David DodgsonHi! My name's David Dodgson and I'm the ICT Coordinator at the British Council Bahrain. I have been blogging and writing about ELT for quite a while now and I find it to be a great way to reflect and develop as a teacher. I also value the community aspect of blogging and the immediate interaction with readers that it brings. I hope to get the chance to connect with the Modern English Teacher community by becoming the official blogger!

Perhaps my most prized possession as a teacher is my notebook - not a student’s notebook, but my notebook. I have it with me each day and it forms a major part of my on-going development.

Pen and pad

How? Well, I use it in two main ways:

  • In the lesson – I not only record learners’ language but also any ‘on the spot’ thoughts I have about the class, the activities, or the students.
  • After the lesson - I find a quiet spot to sit down and write a few thoughts about the lesson, analysing what went well and what could have worked better.

Why do I do this? Simply because I believe reflection is one of the most powerful factors in any teachers’ development. Taking the time to evaluate our teaching from our in-class notes and post-lesson thoughts is invaluable in helping us become better teachers.

There are, of course, many ways to reflect – we can engage in discussions with colleagues over coffee, we can take part in formal teacher training sessions, or we can simply sit and think it over. However, writing about a lesson allows us the chance to re-live a lesson (or aspects of a lesson) over and over in our minds at a time of our own choosing and draw our own conclusions. Our experiences then become opportunities for learning and development.
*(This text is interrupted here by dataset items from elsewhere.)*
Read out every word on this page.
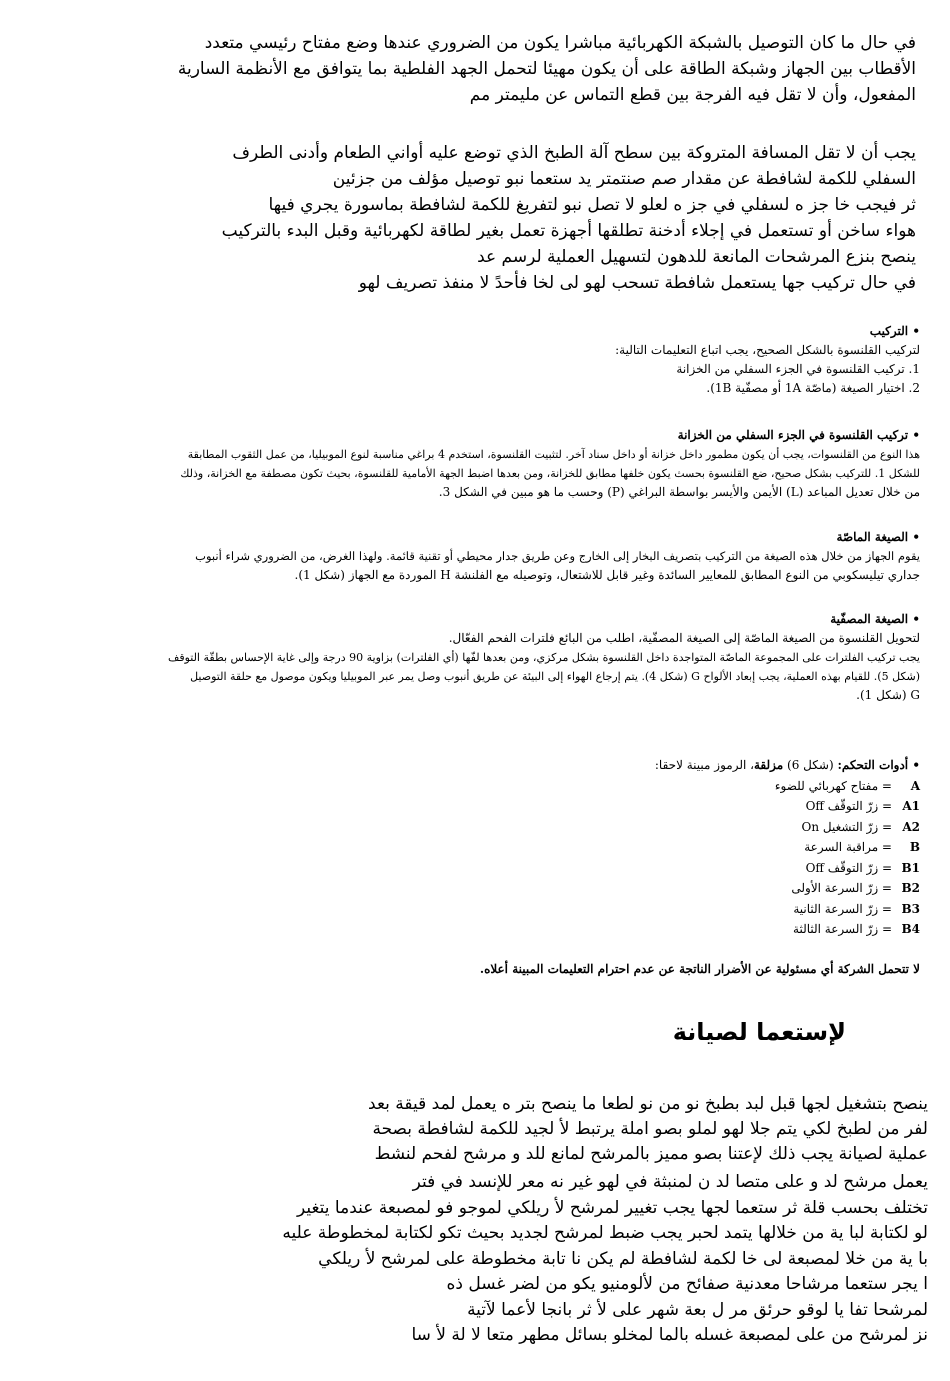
في حال ما كان التوصيل بالشبكة الكهربائية مباشرا يكون من الضروري عندها وضع مفتاح رئيسي متعدد
الأقطاب بين الجهاز وشبكة الطاقة على أن يكون مهيئا لتحمل الجهد الفلطية بما يتوافق مع الأنظمة السارية
المفعول، وأن لا تقل فيه الفرجة بين قطع التماس عن مليمتر مم
يجب أن لا تقل المسافة المتروكة بين سطح آلة الطبخ الذي توضع عليه أواني الطعام وأدنى الطرف
السفلي للكمة لشافطة عن مقدار صم صنتمتر يد ستعما نبو توصيل مؤلف من جزئين
ثر فيجب خا جز ه لسفلي في جز ه لعلو لا تصل نبو لتفريغ للكمة لشافطة بماسورة يجري فيها
هواء ساخن أو تستعمل في إجلاء أدخنة تطلقها أجهزة تعمل بغير لطاقة لكهربائية وقبل البدء بالتركيب
ينصح بنزع المرشحات المانعة للدهون لتسهيل العملية لرسم عد
في حال تركيب جها يستعمل شافطة تسحب لهو لى لخا فأحدً لا منفذ تصريف لهو
• التركيب
لتركيب القلنسوة بالشكل الصحيح، يجب اتباع التعليمات التالية:
1. تركيب القلنسوة في الجزء السفلي من الخزانة
2. اختيار الصيغة (ماصّة 1A أو مصفّية 1B).
• تركيب القلنسوة في الجزء السفلي من الخزانة
هذا النوع من القلنسوات، يجب أن يكون مطمور داخل خزانة أو داخل سناد آخر. لتثبيت القلنسوة، استخدم 4 براغي مناسبة لنوع الموبيليا، من عمل الثقوب المطابقة
للشكل 1. للتركيب بشكل صحيح، ضع القلنسوة بحسث يكون خلفها مطابق للخزانة، ومن بعدها اضبط الجهة الأمامية للقلنسوة، بحيث تكون مصطفة مع الخزانة، وذلك
من خلال تعديل المباعد (L) الأيمن والأيسر بواسطة البراغي (P) وحسب ما هو مبين في الشكل 3.
• الصيغة الماصّة
يقوم الجهاز من خلال هذه الصيغة من التركيب بتصريف البخار إلى الخارج وعن طريق جدار محيطي أو تقنية قائمة. ولهذا الغرض، من الضروري شراء أنبوب
جداري تيليسكوبي من النوع المطابق للمعايير السائدة وغير قابل للاشتعال، وتوصيله مع الفلنشة H الموردة مع الجهاز (شكل 1).
• الصيغة المصفّية
لتحويل القلنسوة من الصيغة الماصّة إلى الصيغة المصفّية، اطلب من البائع فلترات الفحم الفعّال.
يجب تركيب الفلترات على المجموعة الماصّة المتواجدة داخل القلنسوة بشكل مركزي، ومن بعدها لفّها (أي الفلترات) بزاوية 90 درجة وإلى غاية الإحساس بطقّة التوقف
(شكل 5). للقيام بهذه العملية، يجب إبعاد الألواح G (شكل 4). يتم إرجاع الهواء إلى البيئة عن طريق أنبوب وصل يمر عبر الموبيليا ويكون موصول مع حلقة التوصيل
G (شكل 1).
• أدوات التحكم: (شكل 6) مزلقة، الرموز مبينة لاحقا:
A= مفتاح كهربائي للضوء
A1= زرّ التوقّف Off
A2= زرّ التشغيل On
B= مراقبة السرعة
B1= زرّ التوقّف Off
B2= زرّ السرعة الأولى
B3= زرّ السرعة الثانية
B4= زرّ السرعة الثالثة
لا تتحمل الشركة أي مسئولية عن الأضرار الناتجة عن عدم احترام التعليمات المبينة أعلاه.
لإستعما لصيانة
ينصح بتشغيل لجها قبل لبد بطبخ نو من نو لطعا ما ينصح بتر ه يعمل لمد قيقة بعد
لفر من لطبخ لكي يتم جلا لهو لملو بصو املة يرتبط لأ لجيد للكمة لشافطة بصحة
عملية لصيانة يجب ذلك لإعتنا بصو مميز بالمرشح لمانع للد و مرشح لفحم لنشط
يعمل مرشح لد و على متصا لد ن لمنبثة في لهو غير نه معر للإنسد في فتر
تختلف بحسب قلة ثر ستعما لجها يجب تغيير لمرشح لأ ريلكي لموجو فو لمصبعة عندما يتغير
لو لكتابة لبا ية من خلالها يتمد لحبر يجب ضبط لمرشح لجديد بحيث تكو لكتابة لمخطوطة عليه
با ية من خلا لمصبعة لى خا لكمة لشافطة لم يكن نا تابة مخطوطة على لمرشح لأ ريلكي
ا يجر ستعما مرشاحا معدنية صفائح من لألومنيو يكو من لضر غسل ذه
لمرشحا تفا يا لوقو حرئق مر ل بعة شهر على لأ ثر بانجا لأعما لآتية
نز لمرشح من على لمصبعة غسله بالما لمخلو بسائل مطهر متعا لا لة لأ سا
We can write in a variety of ways as well. One way is through ‘hot notes’ – in the immediate aftermath of a class, these are useful for capturing thoughts, emotions and quick reactions which we can then review later in more detail. Traditional journaling is another method of written reflection. This gives us the chance to go into more detail and gain a better understanding of what happened in class. With time, it can also help us dig deeper into our personal beliefs about learning and teaching. Stepping into the digital age, we can also take our reflections online, sharing them through blogs and inviting comments from teachers around the world. This may seem a daunting idea at first but engaging with teachers in this way can facilitate a much deeper level of reflection.

Laptop keyboard

This is something that takes time. When I first started writing up my reflections after classes several years ago, I used to simply describe what happened. With time, I started to analyse more carefully and come up with ideas for change. One example that comes to mind is of classroom management with a ‘difficult’ group of primary learners. By noting down the struggles and successes I had with them, I was able to build up a comprehensive picture of what worked well and what didn’t with that group. This helped me immensely in the second half of the term. When I saw that class again after the holidays, I was much better prepared for the ‘difficulties’ and able to deal with them effectively or even prevent them completely.

Reflecting through writing has also helped my teaching and development in the following ways:

  • With the notes written in or immediately after class, I can build up comprehensive class and student profiles, which helps me plan relevant and interesting lessons for my learners.
  • Sitting down in a quiet space and writing down my thoughts is a calm and relaxing way to finish a day (even if the day itself was a hectic one!)
  • It means I am at ease when asked to evaluate one of my own lessons. When I took the Trinity Dip TESOL, I always felt well-prepared for the post-lesson discussion with my tutor (even if the lesson itself had not gone well!) and writing the journal to go with the assessed teaching practice was not the dreaded task it may otherwise have been. The same is true for officially observed lessons with my line manager at work.
  • It provides me with ideas and inspiration for blog posts, magazine articles, and workshop sessions. This allows me to share my experiences and ideas with a wider audience than just myself or my immediate colleagues.
  • As well as my teaching, my writing has developed. I can write in detail and depth about my own teaching. This was again invaluable when taking the DipTESOL exam and presenting my research projects.
  • My awareness of the process of writing from inspiration to planning to writing and revising is heightened and this enables me to guide my students in developing their own writing skills.

So, if you are looking for a way to take charge of your own development as a language teacher, look no further than where you already are. All you need is a pencil and a paper and you are ready to write on.